You must be visible and clear in your thinking. Learn to collaborate with and trust your team leaders — you will need them more than you know. Surround yourself with smarter people than you. Make sure that your ‘signal’ isn’t being distorted. You need to inspire people, which means they need to hear your message. Beware of middle management. Weak middle management is like a layer of clay — nothing permeates past it. Don’t be afraid to personally involve yourself in mission-critical matters. If the company is in trouble, then get stuck in and run the workshop or crisis meetings yourself. It’ll make everyone feel better!
None of us are able to achieve success without some help along the way. Is there a particular person who you are grateful towards who helped get you to where you are? Can you share a story about that?
I have two (now three) real mentors; Alistair Crawford, my first Chairman, and Brad Corrodi, my first investor director; they put me through an entrepreneurial bootcamp when I did my series A funding for my first startup. I spent eight months being taken to school, which was harder than I ever anticipated. When I started, I was just an engineer with a good idea. By the time they had finished with me, I was a CEO. I rely on their teachings every day.
Ron Black, CEO of Imagination, is another mentor. Okay, he’s my boss — but every time I have a one-on-one with him, it’s like being back in one of my professor’s offices in college. The patience, intellect and willingness to teach is frankly amazing with someone who is so busy. When you are with him, he has that gift of making you feel like you are the most important person in the world. Ron was also the Chairman of the last company where I was CEO. People like him make the good, great.

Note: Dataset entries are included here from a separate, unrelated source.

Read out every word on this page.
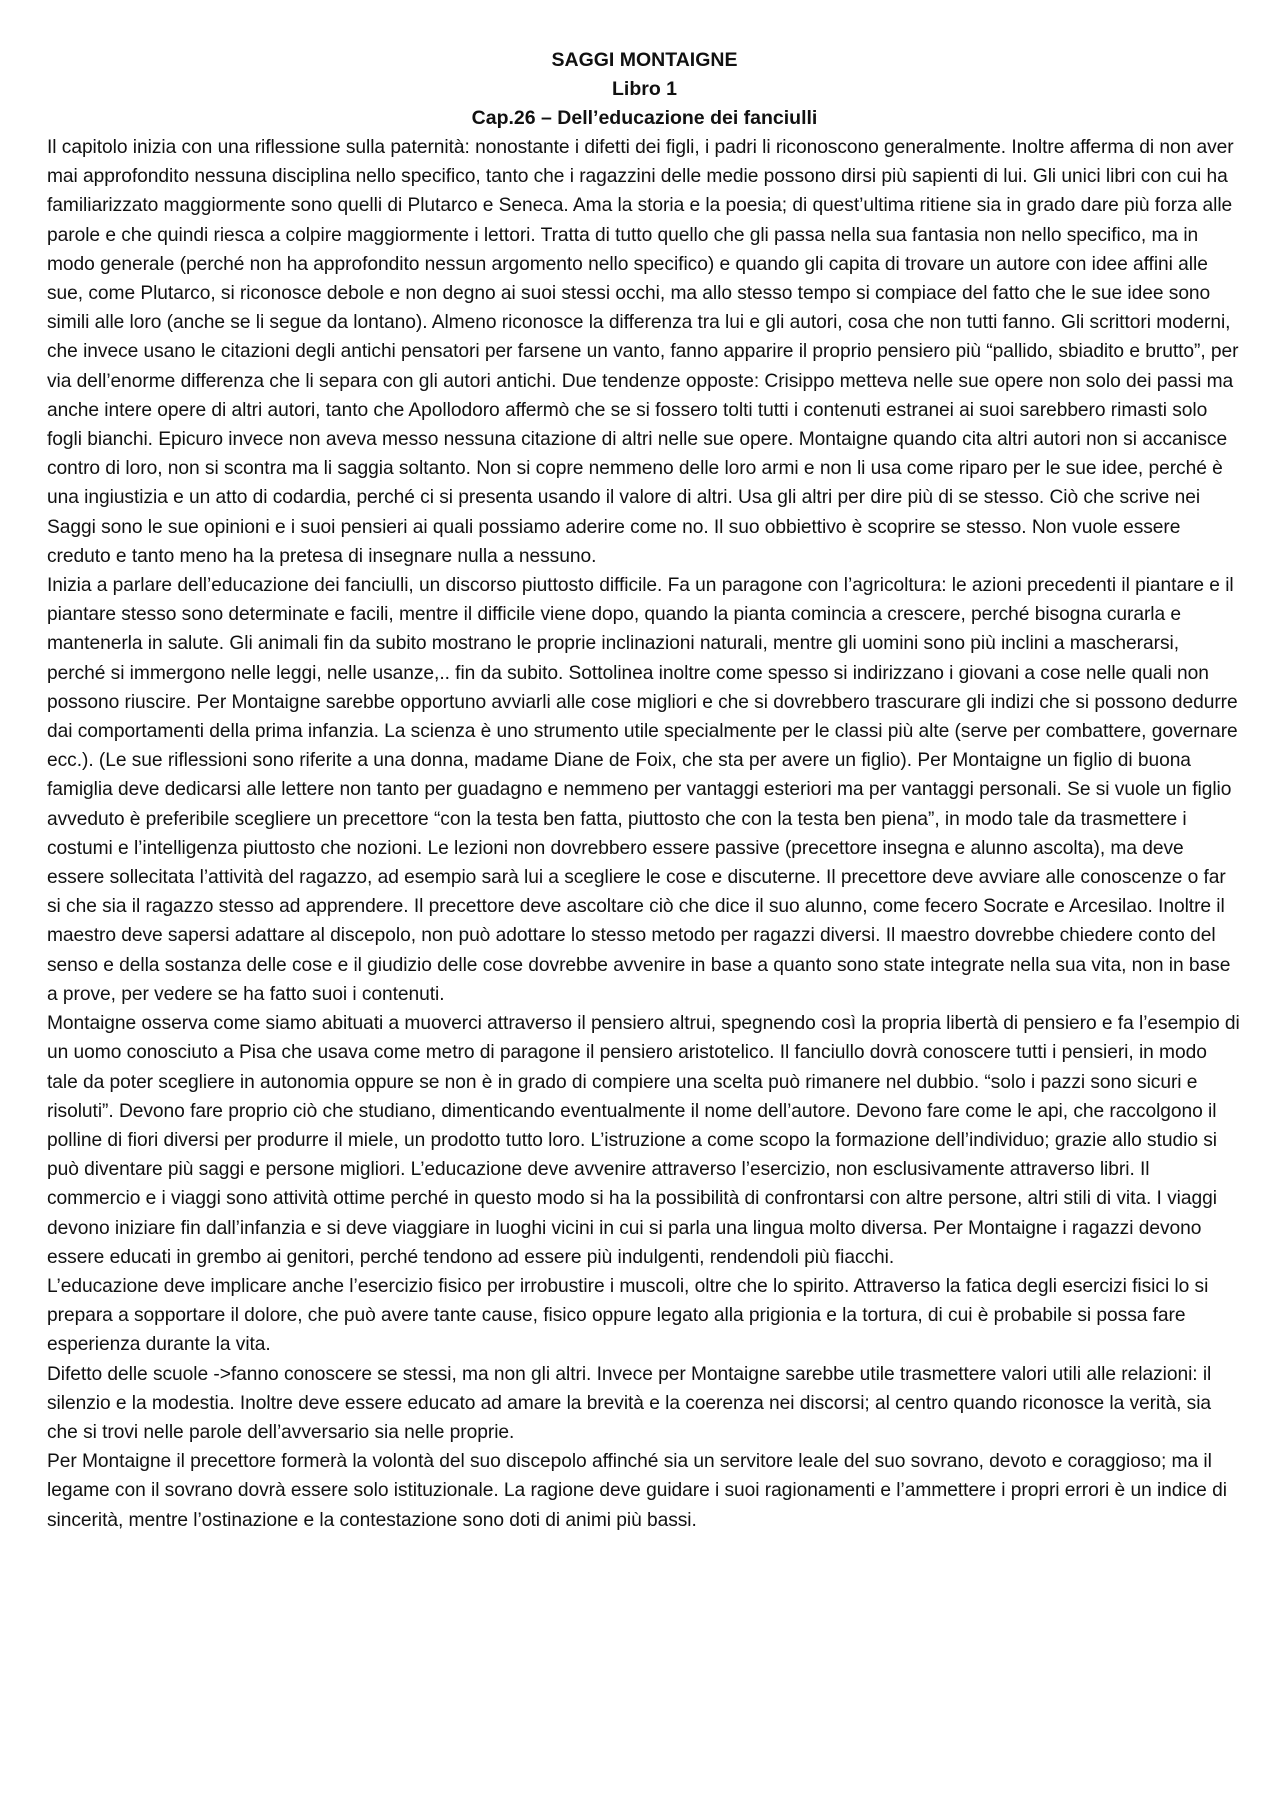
SAGGI MONTAIGNE
Libro 1
Cap.26 – Dell’educazione dei fanciulli

Il capitolo inizia con una riflessione sulla paternità: nonostante i difetti dei figli, i padri li riconoscono generalmente. Inoltre afferma di non aver mai approfondito nessuna disciplina nello specifico, tanto che i ragazzini delle medie possono dirsi più sapienti di lui. Gli unici libri con cui ha familiarizzato maggiormente sono quelli di Plutarco e Seneca. Ama la storia e la poesia; di quest’ultima ritiene sia in grado dare più forza alle parole e che quindi riesca a colpire maggiormente i lettori. Tratta di tutto quello che gli passa nella sua fantasia non nello specifico, ma in modo generale (perché non ha approfondito nessun argomento nello specifico) e quando gli capita di trovare un autore con idee affini alle sue, come Plutarco, si riconosce debole e non degno ai suoi stessi occhi, ma allo stesso tempo si compiace del fatto che le sue idee sono simili alle loro (anche se li segue da lontano). Almeno riconosce la differenza tra lui e gli autori, cosa che non tutti fanno. Gli scrittori moderni, che invece usano le citazioni degli antichi pensatori per farsene un vanto, fanno apparire il proprio pensiero più “pallido, sbiadito e brutto”, per via dell’enorme differenza che li separa con gli autori antichi. Due tendenze opposte: Crisippo metteva nelle sue opere non solo dei passi ma anche intere opere di altri autori, tanto che Apollodoro affermò che se si fossero tolti tutti i contenuti estranei ai suoi sarebbero rimasti solo fogli bianchi. Epicuro invece non aveva messo nessuna citazione di altri nelle sue opere. Montaigne quando cita altri autori non si accanisce contro di loro, non si scontra ma li saggia soltanto. Non si copre nemmeno delle loro armi e non li usa come riparo per le sue idee, perché è una ingiustizia e un atto di codardia, perché ci si presenta usando il valore di altri. Usa gli altri per dire più di se stesso. Ciò che scrive nei Saggi sono le sue opinioni e i suoi pensieri ai quali possiamo aderire come no. Il suo obbiettivo è scoprire se stesso. Non vuole essere creduto e tanto meno ha la pretesa di insegnare nulla a nessuno.

Inizia a parlare dell’educazione dei fanciulli, un discorso piuttosto difficile. Fa un paragone con l’agricoltura: le azioni precedenti il piantare e il piantare stesso sono determinate e facili, mentre il difficile viene dopo, quando la pianta comincia a crescere, perché bisogna curarla e mantenerla in salute. Gli animali fin da subito mostrano le proprie inclinazioni naturali, mentre gli uomini sono più inclini a mascherarsi, perché si immergono nelle leggi, nelle usanze,.. fin da subito. Sottolinea inoltre come spesso si indirizzano i giovani a cose nelle quali non possono riuscire. Per Montaigne sarebbe opportuno avviarli alle cose migliori e che si dovrebbero trascurare gli indizi che si possono dedurre dai comportamenti della prima infanzia. La scienza è uno strumento utile specialmente per le classi più alte (serve per combattere, governare ecc.). (Le sue riflessioni sono riferite a una donna, madame Diane de Foix, che sta per avere un figlio). Per Montaigne un figlio di buona famiglia deve dedicarsi alle lettere non tanto per guadagno e nemmeno per vantaggi esteriori ma per vantaggi personali. Se si vuole un figlio avveduto è preferibile scegliere un precettore “con la testa ben fatta, piuttosto che con la testa ben piena”, in modo tale da trasmettere i costumi e l’intelligenza piuttosto che nozioni. Le lezioni non dovrebbero essere passive (precettore insegna e alunno ascolta), ma deve essere sollecitata l’attività del ragazzo, ad esempio sarà lui a scegliere le cose e discuterne. Il precettore deve avviare alle conoscenze o far si che sia il ragazzo stesso ad apprendere. Il precettore deve ascoltare ciò che dice il suo alunno, come fecero Socrate e Arcesilao. Inoltre il maestro deve sapersi adattare al discepolo, non può adottare lo stesso metodo per ragazzi diversi. Il maestro dovrebbe chiedere conto del senso e della sostanza delle cose e il giudizio delle cose dovrebbe avvenire in base a quanto sono state integrate nella sua vita, non in base a prove, per vedere se ha fatto suoi i contenuti.

Montaigne osserva come siamo abituati a muoverci attraverso il pensiero altrui, spegnendo così la propria libertà di pensiero e fa l’esempio di un uomo conosciuto a Pisa che usava come metro di paragone il pensiero aristotelico. Il fanciullo dovrà conoscere tutti i pensieri, in modo tale da poter scegliere in autonomia oppure se non è in grado di compiere una scelta può rimanere nel dubbio. “solo i pazzi sono sicuri e risoluti”. Devono fare proprio ciò che studiano, dimenticando eventualmente il nome dell’autore. Devono fare come le api, che raccolgono il polline di fiori diversi per produrre il miele, un prodotto tutto loro. L’istruzione a come scopo la formazione dell’individuo; grazie allo studio si può diventare più saggi e persone migliori. L’educazione deve avvenire attraverso l’esercizio, non esclusivamente attraverso libri. Il commercio e i viaggi sono attività ottime perché in questo modo si ha la possibilità di confrontarsi con altre persone, altri stili di vita. I viaggi devono iniziare fin dall’infanzia e si deve viaggiare in luoghi vicini in cui si parla una lingua molto diversa. Per Montaigne i ragazzi devono essere educati in grembo ai genitori, perché tendono ad essere più indulgenti, rendendoli più fiacchi.

L’educazione deve implicare anche l’esercizio fisico per irrobustire i muscoli, oltre che lo spirito. Attraverso la fatica degli esercizi fisici lo si prepara a sopportare il dolore, che può avere tante cause, fisico oppure legato alla prigionia e la tortura, di cui è probabile si possa fare esperienza durante la vita.

Difetto delle scuole ->fanno conoscere se stessi, ma non gli altri. Invece per Montaigne sarebbe utile trasmettere valori utili alle relazioni: il silenzio e la modestia. Inoltre deve essere educato ad amare la brevità e la coerenza nei discorsi; al centro quando riconosce la verità, sia che si trovi nelle parole dell’avversario sia nelle proprie.

Per Montaigne il precettore formerà la volontà del suo discepolo affinché sia un servitore leale del suo sovrano, devoto e coraggioso; ma il legame con il sovrano dovrà essere solo istituzionale. La ragione deve guidare i suoi ragionamenti e l’ammettere i propri errori è un indice di sincerità, mentre l’ostinazione e la contestazione sono doti di animi più bassi.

How have you used your success to bring goodness to the world?
In my first startup, we created a tech which enabled commercial vehicle fleets to reduce their overall fuel consumption and CO2. We calculated that we had saved about 18,000 tons of CO2 in one 12-month period. I always like that.

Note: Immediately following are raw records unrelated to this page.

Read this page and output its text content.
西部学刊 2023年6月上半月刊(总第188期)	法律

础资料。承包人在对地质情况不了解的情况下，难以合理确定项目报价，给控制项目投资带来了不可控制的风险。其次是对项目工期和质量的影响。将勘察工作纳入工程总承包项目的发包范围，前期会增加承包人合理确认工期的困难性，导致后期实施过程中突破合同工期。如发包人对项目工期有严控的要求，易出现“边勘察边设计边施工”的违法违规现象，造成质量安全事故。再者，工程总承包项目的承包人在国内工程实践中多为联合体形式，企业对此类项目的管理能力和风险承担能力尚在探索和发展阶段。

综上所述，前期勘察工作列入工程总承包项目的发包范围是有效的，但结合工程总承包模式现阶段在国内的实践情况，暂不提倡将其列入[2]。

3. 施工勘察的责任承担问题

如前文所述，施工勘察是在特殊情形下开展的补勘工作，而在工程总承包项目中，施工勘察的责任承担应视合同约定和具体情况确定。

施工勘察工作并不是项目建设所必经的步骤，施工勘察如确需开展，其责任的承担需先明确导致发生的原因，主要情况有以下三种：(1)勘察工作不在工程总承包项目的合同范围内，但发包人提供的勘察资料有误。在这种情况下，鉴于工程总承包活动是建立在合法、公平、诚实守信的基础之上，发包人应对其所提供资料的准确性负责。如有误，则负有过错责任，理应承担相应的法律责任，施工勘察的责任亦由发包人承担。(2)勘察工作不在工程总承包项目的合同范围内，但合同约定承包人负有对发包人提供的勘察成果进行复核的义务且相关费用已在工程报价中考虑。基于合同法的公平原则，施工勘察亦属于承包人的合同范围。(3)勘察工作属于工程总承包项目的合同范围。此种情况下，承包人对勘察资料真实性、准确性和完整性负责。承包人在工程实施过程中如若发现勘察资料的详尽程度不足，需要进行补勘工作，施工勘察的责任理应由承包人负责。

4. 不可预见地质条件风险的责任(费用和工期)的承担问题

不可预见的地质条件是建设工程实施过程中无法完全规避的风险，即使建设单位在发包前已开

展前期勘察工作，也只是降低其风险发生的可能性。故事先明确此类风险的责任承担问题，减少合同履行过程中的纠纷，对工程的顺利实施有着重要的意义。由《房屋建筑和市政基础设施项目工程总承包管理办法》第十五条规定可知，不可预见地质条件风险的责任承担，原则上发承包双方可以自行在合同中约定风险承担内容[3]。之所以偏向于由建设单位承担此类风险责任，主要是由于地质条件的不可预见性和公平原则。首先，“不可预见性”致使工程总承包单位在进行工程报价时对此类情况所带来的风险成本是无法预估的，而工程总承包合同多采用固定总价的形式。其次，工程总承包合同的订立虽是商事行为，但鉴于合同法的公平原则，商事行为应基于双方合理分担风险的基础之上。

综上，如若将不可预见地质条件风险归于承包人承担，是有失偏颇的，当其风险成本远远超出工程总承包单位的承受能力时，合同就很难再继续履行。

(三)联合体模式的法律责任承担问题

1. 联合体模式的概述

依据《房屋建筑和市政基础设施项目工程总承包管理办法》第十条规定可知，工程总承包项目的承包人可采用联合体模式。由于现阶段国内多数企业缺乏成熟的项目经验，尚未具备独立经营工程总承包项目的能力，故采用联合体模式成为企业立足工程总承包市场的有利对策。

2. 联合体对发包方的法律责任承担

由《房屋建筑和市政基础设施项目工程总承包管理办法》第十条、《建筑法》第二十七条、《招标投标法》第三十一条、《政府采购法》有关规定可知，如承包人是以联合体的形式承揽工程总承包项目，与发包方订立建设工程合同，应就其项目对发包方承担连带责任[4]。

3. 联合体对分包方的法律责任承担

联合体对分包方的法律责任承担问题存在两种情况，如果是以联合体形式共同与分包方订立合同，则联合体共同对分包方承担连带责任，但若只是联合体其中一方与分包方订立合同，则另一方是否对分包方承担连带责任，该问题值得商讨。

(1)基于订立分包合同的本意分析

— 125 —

I also try to support startups and founders who do things that do good. I’m not so free and easy with my time as I used to be, but if I can give someone genuine a leg up on the competition, I will. I also try and run a bit of ‘job-finding’ network for my contacts and ex-colleagues.
Finally, I wholeheartedly support the local economy and spend money locally whenever possible.

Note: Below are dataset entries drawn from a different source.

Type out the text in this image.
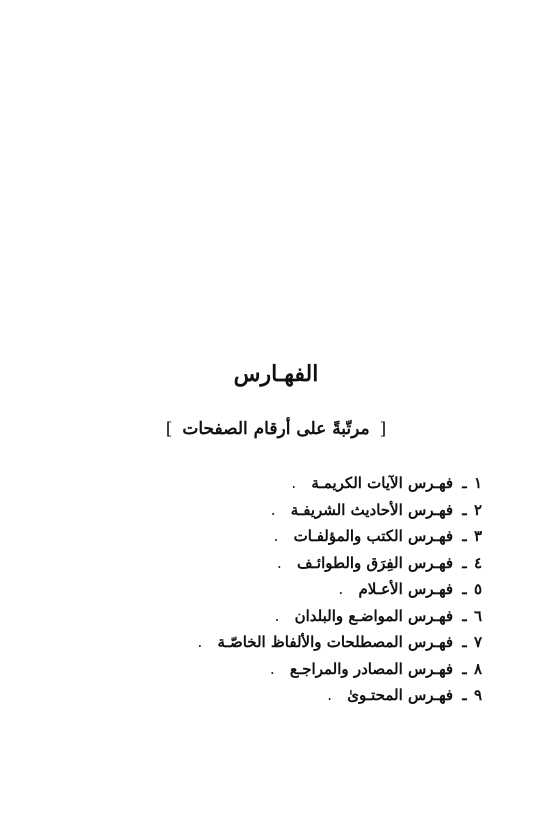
الفهـارس

[ مرتّبةً على أرقام الصفحات ]

١ ـ فهـرس الآيات الكريمـة .
٢ ـ فهـرس الأحاديث الشريفـة .
٣ ـ فهـرس الكتب والمؤلفـات .
٤ ـ فهـرس الفِرَق والطوائـف .
٥ ـ فهـرس الأعـلام .
٦ ـ فهـرس المواضـع والبلدان .
٧ ـ فهـرس المصطلحات والألفاظ الخاصّـة .
٨ ـ فهـرس المصادر والمراجـع .
٩ ـ فهـرس المحتـوىٰ .
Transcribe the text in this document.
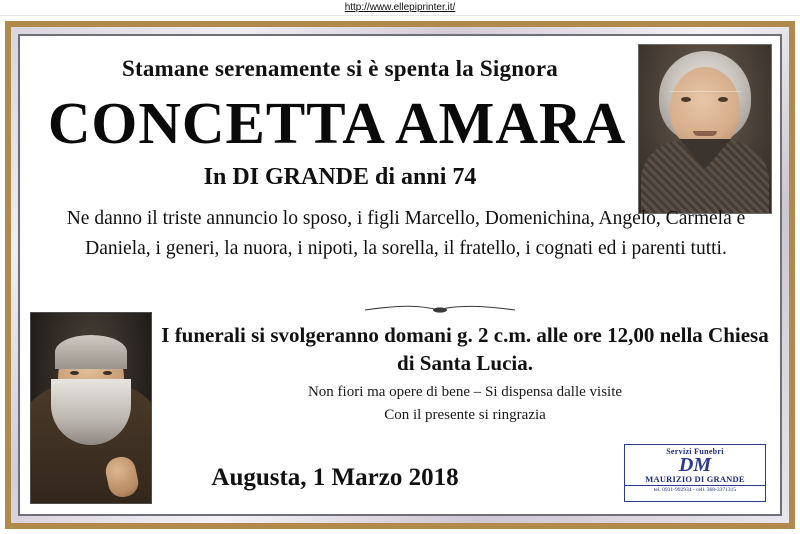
http://www.ellepiprinter.it/
Stamane serenamente si è spenta la Signora
CONCETTA AMARA
In DI GRANDE di anni 74
Ne danno il triste annuncio lo sposo, i figli Marcello, Domenichina, Angelo, Carmela e Daniela, i generi, la nuora, i nipoti, la sorella, il fratello, i cognati ed i parenti tutti.
I funerali si svolgeranno domani g. 2 c.m. alle ore 12,00 nella Chiesa di Santa Lucia.
Non fiori ma opere di bene – Si dispensa dalle visite
Con il presente si ringrazia
Augusta, 1 Marzo 2018
Servizi Funebri
DM
MAURIZIO DI GRANDE
tel. 0931-992934 - cell. 368-3371315
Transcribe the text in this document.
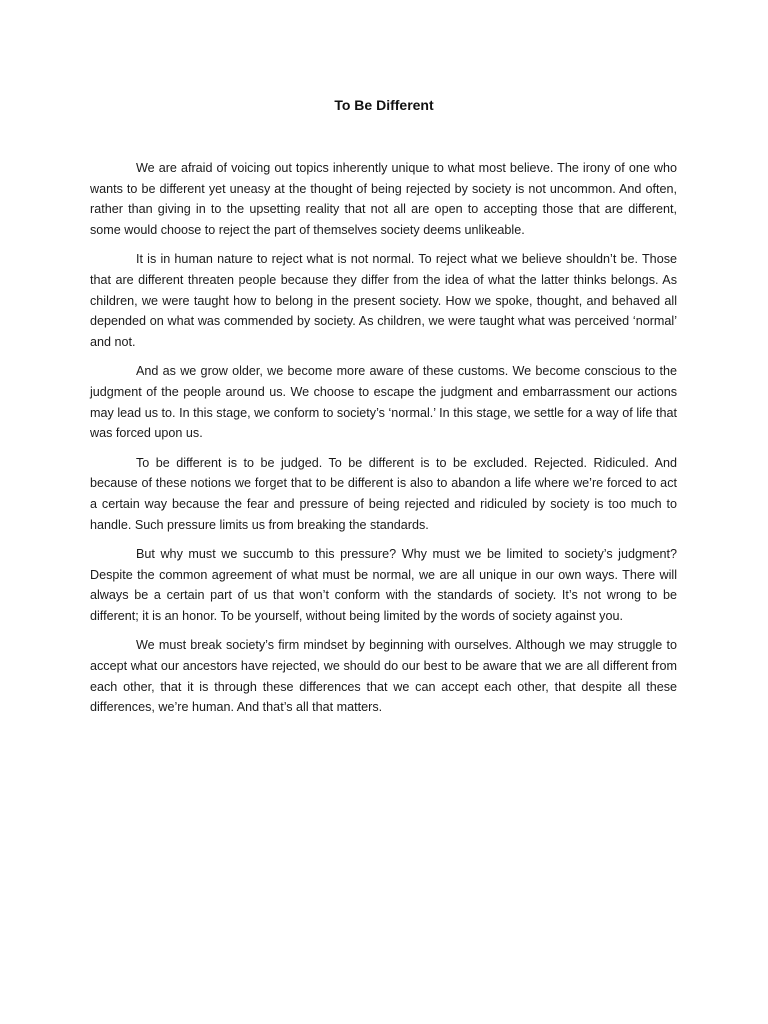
To Be Different

We are afraid of voicing out topics inherently unique to what most believe. The irony of one who wants to be different yet uneasy at the thought of being rejected by society is not uncommon. And often, rather than giving in to the upsetting reality that not all are open to accepting those that are different, some would choose to reject the part of themselves society deems unlikeable.

It is in human nature to reject what is not normal. To reject what we believe shouldn’t be. Those that are different threaten people because they differ from the idea of what the latter thinks belongs. As children, we were taught how to belong in the present society. How we spoke, thought, and behaved all depended on what was commended by society. As children, we were taught what was perceived ‘normal’ and not.

And as we grow older, we become more aware of these customs. We become conscious to the judgment of the people around us. We choose to escape the judgment and embarrassment our actions may lead us to. In this stage, we conform to society’s ‘normal.’ In this stage, we settle for a way of life that was forced upon us.

To be different is to be judged. To be different is to be excluded. Rejected. Ridiculed. And because of these notions we forget that to be different is also to abandon a life where we’re forced to act a certain way because the fear and pressure of being rejected and ridiculed by society is too much to handle. Such pressure limits us from breaking the standards.

But why must we succumb to this pressure? Why must we be limited to society’s judgment? Despite the common agreement of what must be normal, we are all unique in our own ways. There will always be a certain part of us that won’t conform with the standards of society. It’s not wrong to be different; it is an honor. To be yourself, without being limited by the words of society against you.

We must break society’s firm mindset by beginning with ourselves. Although we may struggle to accept what our ancestors have rejected, we should do our best to be aware that we are all different from each other, that it is through these differences that we can accept each other, that despite all these differences, we’re human. And that’s all that matters.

You are a person of enormous influence. If you could inspire a movement that would bring the most amount of good to the most amount of people, what would that be? You never know what your idea can trigger. :-)
If we as technologists can learn to collaborate beyond our corporate and national boundaries, there is no end to what we can achieve. It has been said that science knows no national border, and I believe that we technologists, innovators and managers can truly help the human race. We need to look to the future, and not be dominated by petty nationalism and populism.
Can you please give us your favorite “Life Lesson Quote”? Can you share how that was relevant to you in your life?
Si vis pacem, para bellum, which translates to, “If you seek peace, prepare for war.” One never should seek to fight but the business world can be very tough, and it isn’t fair. Always be ready. Try to play out the possibilities for the decisions you make and remember that you can’t control very much.
We are very blessed that very prominent leaders read this column. Is there a person in the world, or in the US with whom you would love to have a private breakfast or lunch with, and why? He or she might just see this if we tag them :-)
I’m a huge fan of author Simon Sinek and Apple CEO Tim Cook. Both feature strongly in my professional belief system. Simon is the father of modern product innovation thinking. Tim is truly something else — an incredible leader in charge of one of the world’s largest tech empires. So many of us thought that a post-Jobs Apple wouldn’t thrive. Tim showed us that product innovation can be genetic in a company.